A native of Boston, Pinette was known for making jokes about his weight during his stand-up performances whose titles included “I’m Starvin’!” and “Show Me the Buffet.” In 2011, his “Still Hungry” special premiered on Comedy Central.
Pinette also appeared in movies like “Junior,” “The Punisher” and “Dear God.”
In the final episode of Seinfeld, Pinette portrayed an overweight man who gets carjacked at gunpoint. The show’s stars stand by and watch the incident and make fun of the man’s weight before they are arrested by a police officer for violating the “Good Samaritan Law.” [Reuters]

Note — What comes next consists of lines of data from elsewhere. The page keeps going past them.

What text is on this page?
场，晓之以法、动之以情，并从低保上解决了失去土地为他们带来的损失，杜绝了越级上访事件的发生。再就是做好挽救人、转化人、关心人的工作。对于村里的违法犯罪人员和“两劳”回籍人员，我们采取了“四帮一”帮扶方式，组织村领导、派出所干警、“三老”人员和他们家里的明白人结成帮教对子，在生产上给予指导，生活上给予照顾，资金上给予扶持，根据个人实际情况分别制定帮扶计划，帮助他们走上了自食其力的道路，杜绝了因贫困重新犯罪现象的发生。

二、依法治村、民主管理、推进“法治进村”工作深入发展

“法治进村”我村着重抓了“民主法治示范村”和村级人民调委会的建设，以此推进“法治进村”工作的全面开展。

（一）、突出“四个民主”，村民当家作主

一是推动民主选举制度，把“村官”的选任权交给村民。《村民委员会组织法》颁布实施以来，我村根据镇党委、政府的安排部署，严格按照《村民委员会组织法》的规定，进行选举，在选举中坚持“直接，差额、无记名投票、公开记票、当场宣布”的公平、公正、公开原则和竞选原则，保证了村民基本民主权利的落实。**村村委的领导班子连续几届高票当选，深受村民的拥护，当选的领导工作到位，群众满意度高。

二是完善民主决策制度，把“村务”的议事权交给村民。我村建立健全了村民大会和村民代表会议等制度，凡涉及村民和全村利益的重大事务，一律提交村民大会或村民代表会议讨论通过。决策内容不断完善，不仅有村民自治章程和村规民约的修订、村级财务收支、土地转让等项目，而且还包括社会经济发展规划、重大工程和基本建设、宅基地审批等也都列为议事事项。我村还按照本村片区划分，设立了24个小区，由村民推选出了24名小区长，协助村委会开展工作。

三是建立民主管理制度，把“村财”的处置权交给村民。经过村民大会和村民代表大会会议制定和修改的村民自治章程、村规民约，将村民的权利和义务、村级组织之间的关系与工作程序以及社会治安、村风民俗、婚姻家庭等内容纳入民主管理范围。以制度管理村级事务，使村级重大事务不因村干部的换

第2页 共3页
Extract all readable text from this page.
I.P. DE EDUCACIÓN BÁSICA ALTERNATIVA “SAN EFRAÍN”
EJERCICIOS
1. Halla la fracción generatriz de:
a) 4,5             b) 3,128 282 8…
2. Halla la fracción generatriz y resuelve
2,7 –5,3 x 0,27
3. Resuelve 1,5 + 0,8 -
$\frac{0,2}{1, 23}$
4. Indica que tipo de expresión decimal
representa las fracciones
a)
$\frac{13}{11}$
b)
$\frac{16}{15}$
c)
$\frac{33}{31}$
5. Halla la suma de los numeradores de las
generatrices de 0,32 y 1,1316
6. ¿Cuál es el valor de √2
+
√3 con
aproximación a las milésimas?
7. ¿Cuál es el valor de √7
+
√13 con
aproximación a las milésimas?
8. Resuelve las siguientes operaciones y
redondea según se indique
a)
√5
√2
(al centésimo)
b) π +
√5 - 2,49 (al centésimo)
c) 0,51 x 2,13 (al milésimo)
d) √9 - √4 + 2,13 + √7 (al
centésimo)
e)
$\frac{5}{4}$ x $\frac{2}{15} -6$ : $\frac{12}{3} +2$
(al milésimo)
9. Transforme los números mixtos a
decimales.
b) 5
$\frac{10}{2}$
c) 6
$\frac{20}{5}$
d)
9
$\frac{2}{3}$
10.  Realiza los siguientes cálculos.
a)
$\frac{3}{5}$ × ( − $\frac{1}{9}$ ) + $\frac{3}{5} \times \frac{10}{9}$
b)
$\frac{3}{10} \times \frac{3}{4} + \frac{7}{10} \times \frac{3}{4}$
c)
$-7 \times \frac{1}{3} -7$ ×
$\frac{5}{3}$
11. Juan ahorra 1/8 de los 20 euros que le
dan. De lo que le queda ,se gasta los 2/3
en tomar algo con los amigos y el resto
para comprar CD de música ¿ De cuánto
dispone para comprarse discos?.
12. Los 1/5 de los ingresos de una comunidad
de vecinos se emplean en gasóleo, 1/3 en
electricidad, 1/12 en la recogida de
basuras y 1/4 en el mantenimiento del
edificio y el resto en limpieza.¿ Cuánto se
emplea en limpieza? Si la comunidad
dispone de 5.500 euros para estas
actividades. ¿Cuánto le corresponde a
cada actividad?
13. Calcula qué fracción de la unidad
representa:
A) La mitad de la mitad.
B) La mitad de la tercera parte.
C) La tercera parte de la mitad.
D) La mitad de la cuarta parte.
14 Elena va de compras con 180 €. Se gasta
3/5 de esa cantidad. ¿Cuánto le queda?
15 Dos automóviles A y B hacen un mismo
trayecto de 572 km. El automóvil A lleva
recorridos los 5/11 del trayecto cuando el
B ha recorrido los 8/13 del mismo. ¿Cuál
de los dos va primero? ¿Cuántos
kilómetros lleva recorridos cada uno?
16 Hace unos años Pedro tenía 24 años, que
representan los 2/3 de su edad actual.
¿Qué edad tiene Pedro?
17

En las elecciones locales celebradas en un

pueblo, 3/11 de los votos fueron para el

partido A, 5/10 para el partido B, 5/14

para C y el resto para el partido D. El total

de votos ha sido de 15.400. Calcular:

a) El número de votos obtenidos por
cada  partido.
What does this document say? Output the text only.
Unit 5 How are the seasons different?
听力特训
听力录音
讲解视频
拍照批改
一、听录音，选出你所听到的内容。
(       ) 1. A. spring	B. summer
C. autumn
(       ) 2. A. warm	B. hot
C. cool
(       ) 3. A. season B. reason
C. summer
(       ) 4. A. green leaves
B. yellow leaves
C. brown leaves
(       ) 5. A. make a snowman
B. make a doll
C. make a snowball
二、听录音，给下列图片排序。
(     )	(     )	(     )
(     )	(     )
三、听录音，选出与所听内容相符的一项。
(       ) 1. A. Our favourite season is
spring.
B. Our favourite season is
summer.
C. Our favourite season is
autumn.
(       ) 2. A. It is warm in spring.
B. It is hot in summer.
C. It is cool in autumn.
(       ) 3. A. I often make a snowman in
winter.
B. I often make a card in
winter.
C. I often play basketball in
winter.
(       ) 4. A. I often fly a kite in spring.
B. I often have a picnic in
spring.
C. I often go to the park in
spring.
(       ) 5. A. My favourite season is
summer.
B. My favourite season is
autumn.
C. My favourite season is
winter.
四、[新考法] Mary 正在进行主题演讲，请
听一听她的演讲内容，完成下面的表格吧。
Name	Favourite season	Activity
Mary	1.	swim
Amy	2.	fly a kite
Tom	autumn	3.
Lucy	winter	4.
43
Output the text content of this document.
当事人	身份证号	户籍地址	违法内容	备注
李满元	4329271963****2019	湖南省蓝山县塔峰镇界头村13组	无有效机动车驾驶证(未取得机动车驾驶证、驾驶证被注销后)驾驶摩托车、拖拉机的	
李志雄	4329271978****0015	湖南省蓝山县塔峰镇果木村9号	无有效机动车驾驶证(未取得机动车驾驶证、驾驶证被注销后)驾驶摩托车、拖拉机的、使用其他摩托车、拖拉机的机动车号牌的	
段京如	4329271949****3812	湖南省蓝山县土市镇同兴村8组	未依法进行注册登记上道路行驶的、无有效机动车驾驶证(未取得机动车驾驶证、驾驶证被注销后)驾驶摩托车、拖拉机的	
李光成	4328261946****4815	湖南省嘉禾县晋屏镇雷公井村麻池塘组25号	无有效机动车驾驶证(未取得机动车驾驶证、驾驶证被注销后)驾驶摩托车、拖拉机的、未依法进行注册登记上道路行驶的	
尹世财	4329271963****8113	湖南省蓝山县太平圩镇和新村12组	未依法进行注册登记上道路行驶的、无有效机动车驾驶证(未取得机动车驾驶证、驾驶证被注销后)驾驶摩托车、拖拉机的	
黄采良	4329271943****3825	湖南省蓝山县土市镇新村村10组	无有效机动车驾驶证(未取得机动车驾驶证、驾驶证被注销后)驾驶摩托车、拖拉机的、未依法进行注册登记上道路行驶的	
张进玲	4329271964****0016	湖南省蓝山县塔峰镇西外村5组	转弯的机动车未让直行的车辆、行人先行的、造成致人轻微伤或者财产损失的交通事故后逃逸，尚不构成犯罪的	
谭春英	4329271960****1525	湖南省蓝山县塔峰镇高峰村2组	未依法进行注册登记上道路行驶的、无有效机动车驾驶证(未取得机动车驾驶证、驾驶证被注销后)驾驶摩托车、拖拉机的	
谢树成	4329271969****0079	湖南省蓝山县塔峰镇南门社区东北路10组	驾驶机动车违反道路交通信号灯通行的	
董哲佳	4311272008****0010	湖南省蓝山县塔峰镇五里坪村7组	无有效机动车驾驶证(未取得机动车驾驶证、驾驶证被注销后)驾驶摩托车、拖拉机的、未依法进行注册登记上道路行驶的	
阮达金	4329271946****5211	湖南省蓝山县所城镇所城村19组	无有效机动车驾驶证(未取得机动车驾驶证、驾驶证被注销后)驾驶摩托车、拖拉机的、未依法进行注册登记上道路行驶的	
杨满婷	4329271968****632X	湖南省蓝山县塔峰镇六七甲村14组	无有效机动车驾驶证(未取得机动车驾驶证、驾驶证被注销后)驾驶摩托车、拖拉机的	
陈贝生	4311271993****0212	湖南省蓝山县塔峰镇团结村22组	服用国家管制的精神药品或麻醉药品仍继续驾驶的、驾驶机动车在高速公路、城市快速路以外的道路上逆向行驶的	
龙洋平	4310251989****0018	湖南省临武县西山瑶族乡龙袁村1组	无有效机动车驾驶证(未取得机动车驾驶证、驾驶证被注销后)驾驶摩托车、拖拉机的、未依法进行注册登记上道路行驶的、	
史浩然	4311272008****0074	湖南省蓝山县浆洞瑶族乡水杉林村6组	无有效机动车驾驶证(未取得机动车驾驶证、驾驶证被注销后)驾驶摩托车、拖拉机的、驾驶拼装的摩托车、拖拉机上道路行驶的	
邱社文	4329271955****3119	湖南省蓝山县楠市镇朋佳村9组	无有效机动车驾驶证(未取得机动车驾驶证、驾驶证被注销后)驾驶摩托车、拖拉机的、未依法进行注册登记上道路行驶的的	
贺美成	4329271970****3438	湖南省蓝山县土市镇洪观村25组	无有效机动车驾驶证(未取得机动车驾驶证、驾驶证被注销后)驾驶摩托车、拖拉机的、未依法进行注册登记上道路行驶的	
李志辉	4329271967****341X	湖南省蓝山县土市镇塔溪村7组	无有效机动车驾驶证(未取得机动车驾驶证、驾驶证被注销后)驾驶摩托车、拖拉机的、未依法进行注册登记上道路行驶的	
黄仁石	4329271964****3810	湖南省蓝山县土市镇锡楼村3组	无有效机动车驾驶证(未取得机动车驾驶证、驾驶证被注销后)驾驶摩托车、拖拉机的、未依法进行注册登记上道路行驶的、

I really wish Reuters would’ve delved a little further into his life beyond the fat guy stuff.
“John had become a sober person,” [Pinette’s manager Larry] Schapiro said. “The sadness of this entire event is that for the first time in his life he was healthy, he was alive. He’d just turned 50 and John was on top of his game.”
Mr. Pinette was working on a new one-man show “They Call Me Slim” at the time of his death. Mr. Schapiro described the new material as “groundbreaking,” and said Mr. Pinette was maturing as an artist and exploring bringing deeper, more personal issues to the stage. [Pittsburgh Post Gazette]
I got to see John Pinette perform a few times in the last few years, and I went in initially not knowing who he was and came away impressed that he seemed to have mainstream appeal, but not in a cheesy hack kind of way (and it’s easy to become a cheesy hack when you’re doing a million road gigs like Pinette was), a guy who was funny to the older folks at the Poughkeepsie Chuckle Hut and the younger comedy nerds alike. He was the kind of comic that would go up there and sweat himself soaking for an hour, mixing up crowd work and prepared material in that seamless, seemingly effortless kind of way that guys who do it five or six times a week can. Aside from the sweating, he made it look easy, like going onstage with no notes and doing an hour of comedy was what he was born to do. Comics like Pinette, that bring disparate audiences together instead of vice versa, are getting more and more scarce these days, so it’s a shame to lose one. And to see someone you respect professionally die like a vacuum cleaner salesman makes it doubly depressing.